Lindbergh aponta abuso de poder e desvio de finalidade da Mesa Diretora da Câmara ao conduzir o projeto adiante. A PEC, pautada e votada na sessão de terça-feira (16), prevê proteções legais a parlamentares, dificultando prisões e abertura de processos criminais contra deputados e senadores.
O deputado ressalta que o mandado de segurança é um remédio constitucional para proteger direito líquido e certo diante de ato ilegal ou abusivo de autoridade pública. Segundo ele, não há outro meio processual adequado para assegurar o direito do parlamentar de participar plenamente do processo legislativo constitucional.
No recurso enviado ao STF, Lindbergh afirma que o rito legislativo foi violado porque o projeto foi apresentado sem antecedência mínima para garantir publicidade e transparência. O objetivo é alterar dispositivos constitucionais relativos a prerrogativas parlamentares que, segundo ele, se configuram como privilégios odiosos.
A leitura oral do parecer ocorreu poucos minutos após a apresentação, o que, conforme o deputado, contraria o regimento interno da Câmara. Além disso, a conversão da sessão de presencial a semipresencial teria desrespeitado o prazo mínimo de 24 horas previsto no Ato da Mesa, ferindo a isonomia entre parlamentares e a previsibilidade da convocação.

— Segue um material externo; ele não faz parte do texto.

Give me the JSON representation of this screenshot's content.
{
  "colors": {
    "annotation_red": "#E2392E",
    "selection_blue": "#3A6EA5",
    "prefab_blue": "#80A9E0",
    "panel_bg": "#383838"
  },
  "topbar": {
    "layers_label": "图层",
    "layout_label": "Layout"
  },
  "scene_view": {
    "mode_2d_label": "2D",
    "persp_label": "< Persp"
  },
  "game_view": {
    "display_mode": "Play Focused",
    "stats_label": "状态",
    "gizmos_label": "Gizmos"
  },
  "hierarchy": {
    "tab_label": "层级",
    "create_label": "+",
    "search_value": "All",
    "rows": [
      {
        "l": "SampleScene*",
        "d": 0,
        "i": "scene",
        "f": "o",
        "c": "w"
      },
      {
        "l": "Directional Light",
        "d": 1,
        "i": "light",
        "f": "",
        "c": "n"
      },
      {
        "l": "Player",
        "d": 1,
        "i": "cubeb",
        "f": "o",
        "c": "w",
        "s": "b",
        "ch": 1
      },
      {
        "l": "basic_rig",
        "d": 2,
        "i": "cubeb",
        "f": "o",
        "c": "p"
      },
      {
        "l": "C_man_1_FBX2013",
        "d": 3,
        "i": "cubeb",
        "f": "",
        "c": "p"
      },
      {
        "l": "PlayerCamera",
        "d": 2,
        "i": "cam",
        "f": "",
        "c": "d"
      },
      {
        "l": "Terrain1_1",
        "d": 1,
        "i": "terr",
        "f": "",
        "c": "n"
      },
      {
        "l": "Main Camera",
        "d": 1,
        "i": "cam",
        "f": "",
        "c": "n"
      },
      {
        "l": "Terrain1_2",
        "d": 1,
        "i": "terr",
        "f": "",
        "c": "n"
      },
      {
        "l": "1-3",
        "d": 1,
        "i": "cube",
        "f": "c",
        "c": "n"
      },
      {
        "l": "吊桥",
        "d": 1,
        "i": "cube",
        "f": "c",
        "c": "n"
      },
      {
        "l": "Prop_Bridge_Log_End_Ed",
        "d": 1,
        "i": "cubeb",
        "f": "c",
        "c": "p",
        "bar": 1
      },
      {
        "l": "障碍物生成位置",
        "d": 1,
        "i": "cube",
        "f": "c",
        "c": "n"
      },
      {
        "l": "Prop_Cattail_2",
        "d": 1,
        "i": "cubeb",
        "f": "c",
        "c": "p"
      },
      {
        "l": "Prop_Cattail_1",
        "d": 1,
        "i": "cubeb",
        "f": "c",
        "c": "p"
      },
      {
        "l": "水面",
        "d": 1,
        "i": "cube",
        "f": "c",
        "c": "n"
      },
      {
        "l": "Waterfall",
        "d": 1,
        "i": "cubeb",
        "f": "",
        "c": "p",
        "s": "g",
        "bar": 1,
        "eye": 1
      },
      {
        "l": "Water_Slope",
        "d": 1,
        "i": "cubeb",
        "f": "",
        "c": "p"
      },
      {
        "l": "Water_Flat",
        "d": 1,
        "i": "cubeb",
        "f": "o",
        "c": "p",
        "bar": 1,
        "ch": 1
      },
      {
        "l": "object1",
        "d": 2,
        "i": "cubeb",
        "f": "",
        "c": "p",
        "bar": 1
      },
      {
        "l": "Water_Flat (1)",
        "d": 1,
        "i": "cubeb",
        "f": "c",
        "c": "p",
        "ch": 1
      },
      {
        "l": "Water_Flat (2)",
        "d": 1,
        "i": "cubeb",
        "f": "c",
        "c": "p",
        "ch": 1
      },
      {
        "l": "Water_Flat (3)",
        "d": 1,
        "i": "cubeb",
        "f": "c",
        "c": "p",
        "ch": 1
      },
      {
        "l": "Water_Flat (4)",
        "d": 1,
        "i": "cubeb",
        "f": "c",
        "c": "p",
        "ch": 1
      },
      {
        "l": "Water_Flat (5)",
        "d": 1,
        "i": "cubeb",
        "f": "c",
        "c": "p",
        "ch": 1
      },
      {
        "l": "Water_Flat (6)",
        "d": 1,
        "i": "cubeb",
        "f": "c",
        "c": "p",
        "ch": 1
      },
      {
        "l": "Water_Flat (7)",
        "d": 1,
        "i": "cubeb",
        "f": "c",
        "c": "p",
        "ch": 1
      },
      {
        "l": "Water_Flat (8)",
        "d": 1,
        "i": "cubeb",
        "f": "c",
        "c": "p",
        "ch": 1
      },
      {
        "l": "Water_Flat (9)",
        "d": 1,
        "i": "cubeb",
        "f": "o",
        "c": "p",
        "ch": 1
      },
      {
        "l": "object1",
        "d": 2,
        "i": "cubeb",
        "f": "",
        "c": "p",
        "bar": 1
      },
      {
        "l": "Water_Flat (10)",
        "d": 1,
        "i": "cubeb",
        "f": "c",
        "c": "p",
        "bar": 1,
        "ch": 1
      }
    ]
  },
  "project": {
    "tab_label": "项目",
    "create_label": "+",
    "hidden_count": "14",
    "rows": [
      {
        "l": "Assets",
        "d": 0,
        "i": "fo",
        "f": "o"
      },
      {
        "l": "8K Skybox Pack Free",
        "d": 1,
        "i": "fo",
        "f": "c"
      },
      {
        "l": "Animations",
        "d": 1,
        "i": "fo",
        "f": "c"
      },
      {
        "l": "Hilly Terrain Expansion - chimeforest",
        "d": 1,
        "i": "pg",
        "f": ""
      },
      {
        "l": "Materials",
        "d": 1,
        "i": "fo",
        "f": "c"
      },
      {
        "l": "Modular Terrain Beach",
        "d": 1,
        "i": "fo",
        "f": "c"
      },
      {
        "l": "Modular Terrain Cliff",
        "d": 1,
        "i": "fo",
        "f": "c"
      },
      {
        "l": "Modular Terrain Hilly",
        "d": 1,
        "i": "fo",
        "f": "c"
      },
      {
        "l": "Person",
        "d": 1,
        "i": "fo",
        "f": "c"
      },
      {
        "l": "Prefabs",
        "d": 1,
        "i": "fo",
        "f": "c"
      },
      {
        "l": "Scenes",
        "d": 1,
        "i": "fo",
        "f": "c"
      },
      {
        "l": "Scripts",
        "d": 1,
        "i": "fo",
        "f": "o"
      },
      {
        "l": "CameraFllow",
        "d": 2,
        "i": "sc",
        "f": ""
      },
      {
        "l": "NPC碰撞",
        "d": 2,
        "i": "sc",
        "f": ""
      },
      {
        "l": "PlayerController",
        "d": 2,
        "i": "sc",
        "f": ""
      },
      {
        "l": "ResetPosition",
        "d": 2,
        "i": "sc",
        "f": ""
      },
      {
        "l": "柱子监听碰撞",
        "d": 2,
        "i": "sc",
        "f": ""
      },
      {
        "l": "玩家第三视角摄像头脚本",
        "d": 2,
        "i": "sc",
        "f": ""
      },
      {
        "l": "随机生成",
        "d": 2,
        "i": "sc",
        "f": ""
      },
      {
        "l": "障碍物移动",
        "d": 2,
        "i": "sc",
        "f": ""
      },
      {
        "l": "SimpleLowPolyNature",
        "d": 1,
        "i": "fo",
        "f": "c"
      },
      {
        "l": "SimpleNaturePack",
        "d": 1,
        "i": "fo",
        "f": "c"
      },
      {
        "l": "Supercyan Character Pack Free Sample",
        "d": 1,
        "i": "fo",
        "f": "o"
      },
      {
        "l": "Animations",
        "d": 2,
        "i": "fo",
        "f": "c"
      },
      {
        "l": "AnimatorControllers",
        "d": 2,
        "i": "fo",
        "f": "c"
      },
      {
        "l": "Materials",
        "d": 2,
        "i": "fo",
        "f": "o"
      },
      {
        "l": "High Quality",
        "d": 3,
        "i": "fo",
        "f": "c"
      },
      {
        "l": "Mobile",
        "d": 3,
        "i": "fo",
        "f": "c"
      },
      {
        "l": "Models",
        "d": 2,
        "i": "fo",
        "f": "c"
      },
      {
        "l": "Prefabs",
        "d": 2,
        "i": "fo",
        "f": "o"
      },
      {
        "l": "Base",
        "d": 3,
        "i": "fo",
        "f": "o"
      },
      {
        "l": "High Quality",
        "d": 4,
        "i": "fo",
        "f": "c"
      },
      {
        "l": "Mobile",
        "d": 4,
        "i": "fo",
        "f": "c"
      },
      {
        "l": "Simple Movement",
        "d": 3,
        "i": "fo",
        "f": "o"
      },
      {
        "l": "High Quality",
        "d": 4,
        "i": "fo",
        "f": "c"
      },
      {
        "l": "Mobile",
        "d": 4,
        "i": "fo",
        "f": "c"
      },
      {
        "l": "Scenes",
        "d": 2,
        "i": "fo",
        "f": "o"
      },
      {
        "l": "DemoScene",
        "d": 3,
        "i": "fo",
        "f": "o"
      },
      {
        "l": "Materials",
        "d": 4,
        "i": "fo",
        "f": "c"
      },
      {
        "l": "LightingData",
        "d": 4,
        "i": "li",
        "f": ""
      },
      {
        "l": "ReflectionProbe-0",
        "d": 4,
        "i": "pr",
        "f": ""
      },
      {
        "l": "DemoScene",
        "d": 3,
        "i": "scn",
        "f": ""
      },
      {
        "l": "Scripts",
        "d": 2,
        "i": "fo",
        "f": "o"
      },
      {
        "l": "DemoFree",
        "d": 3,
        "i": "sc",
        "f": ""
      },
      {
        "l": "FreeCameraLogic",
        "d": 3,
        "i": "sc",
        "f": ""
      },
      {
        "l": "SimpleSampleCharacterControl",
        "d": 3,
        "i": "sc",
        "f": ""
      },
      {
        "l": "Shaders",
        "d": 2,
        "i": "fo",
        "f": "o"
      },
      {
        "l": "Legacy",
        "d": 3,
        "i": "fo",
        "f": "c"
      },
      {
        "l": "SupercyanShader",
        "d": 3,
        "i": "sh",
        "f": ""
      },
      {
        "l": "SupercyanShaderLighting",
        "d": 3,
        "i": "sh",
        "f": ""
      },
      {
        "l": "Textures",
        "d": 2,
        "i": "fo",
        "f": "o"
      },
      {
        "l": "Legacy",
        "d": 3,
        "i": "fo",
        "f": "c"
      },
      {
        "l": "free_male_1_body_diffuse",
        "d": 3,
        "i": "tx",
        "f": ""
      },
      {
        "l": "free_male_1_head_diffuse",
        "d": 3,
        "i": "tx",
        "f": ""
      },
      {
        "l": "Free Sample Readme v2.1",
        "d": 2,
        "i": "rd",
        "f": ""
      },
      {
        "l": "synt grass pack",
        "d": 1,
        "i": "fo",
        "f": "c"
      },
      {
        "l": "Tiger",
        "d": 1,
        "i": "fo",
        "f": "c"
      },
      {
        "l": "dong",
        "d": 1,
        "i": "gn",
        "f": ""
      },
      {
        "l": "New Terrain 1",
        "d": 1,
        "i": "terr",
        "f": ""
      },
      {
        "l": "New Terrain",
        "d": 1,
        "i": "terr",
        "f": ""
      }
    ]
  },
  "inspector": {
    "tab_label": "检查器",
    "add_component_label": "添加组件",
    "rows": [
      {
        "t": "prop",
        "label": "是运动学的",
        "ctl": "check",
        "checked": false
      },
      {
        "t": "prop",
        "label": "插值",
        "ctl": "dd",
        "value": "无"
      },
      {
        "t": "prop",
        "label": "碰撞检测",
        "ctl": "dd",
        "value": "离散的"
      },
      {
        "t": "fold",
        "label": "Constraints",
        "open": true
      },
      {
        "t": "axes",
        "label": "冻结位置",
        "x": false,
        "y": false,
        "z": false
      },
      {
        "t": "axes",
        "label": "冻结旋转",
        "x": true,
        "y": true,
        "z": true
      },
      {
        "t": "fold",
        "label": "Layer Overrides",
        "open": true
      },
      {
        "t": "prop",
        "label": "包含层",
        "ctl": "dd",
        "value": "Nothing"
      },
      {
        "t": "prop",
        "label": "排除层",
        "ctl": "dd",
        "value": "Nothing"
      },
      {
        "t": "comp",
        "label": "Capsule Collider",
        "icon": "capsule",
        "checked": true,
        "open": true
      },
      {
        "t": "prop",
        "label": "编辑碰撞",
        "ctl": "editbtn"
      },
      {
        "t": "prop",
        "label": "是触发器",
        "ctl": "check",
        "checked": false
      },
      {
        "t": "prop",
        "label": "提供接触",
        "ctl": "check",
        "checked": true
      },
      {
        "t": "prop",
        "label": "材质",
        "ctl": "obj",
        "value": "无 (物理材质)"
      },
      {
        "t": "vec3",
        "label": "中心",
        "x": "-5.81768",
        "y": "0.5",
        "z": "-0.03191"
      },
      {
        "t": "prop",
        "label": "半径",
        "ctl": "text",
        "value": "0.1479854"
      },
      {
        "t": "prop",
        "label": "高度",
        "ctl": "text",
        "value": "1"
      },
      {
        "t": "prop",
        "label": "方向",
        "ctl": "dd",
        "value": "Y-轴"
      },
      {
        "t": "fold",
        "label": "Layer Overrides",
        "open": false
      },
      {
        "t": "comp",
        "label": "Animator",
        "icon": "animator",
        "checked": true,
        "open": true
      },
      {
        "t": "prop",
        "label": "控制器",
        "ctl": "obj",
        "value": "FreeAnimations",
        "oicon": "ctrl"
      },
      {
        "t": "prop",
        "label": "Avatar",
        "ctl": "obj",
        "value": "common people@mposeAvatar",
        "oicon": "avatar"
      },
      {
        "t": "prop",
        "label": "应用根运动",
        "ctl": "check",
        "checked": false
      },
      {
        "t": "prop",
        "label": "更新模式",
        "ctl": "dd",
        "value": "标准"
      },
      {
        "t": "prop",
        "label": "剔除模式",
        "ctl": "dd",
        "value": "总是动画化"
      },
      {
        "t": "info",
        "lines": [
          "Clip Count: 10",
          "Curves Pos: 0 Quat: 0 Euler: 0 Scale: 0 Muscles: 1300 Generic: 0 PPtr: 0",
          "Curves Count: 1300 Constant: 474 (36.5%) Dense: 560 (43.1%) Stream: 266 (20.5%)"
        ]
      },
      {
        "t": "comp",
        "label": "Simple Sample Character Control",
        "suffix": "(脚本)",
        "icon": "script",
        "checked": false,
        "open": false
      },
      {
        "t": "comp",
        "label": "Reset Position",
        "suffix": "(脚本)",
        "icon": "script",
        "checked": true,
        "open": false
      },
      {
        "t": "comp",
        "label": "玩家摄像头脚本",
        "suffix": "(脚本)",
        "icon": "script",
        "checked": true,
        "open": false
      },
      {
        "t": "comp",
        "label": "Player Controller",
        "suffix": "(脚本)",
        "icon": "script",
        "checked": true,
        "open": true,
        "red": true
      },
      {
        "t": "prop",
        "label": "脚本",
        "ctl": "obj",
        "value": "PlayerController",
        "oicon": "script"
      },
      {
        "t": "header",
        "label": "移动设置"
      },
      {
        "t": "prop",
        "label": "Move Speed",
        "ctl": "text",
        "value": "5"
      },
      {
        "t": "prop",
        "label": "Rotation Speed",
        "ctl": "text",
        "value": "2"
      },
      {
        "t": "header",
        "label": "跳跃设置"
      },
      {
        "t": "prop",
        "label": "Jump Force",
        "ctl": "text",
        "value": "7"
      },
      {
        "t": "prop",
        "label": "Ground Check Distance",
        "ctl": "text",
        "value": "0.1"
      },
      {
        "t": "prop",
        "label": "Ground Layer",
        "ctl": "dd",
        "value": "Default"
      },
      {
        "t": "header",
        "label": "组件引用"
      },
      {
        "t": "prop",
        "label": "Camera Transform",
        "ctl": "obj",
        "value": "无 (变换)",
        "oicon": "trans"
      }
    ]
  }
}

Lindbergh também questiona a apresentação de uma emenda sobre votações secretas, que já havia sido rejeitada anteriormente. Na madrugada de quarta-feira (17), o plenário da Câmara derrubou, por falta de quórum, a eliminação do voto secreto para autorizar processos criminais contra parlamentares.
Mais tarde, a Câmara aprovou o retorno do voto secreto ao texto da PEC da Blindagem para a análise da abertura de processos criminais.
Em vários pontos, Lindbergh destacou que o processo legislativo enfrentou violações ao devido processo, ao princípio da publicidade, ao direito de participação parlamentar, ao Ato da Mesa e à exceção usada em razão da pandemia, relacionada à mudança para regime semipresencial.
Também apontou a reapresentação de matéria rejeitada, a impossibilidade de emenda aglutinativa baseada em textos contrários, além de infrações aos princípios democráticos e ao devido processo legal.
O líder do PT solicitou que a mesa diretora seja notificada para prestar informações e pediu que a Procuradoria-Geral da República emita parecer sobre o assunto.
Para fins fiscais, ele atribuiu valor simbólico de R$ 1.000 à causa.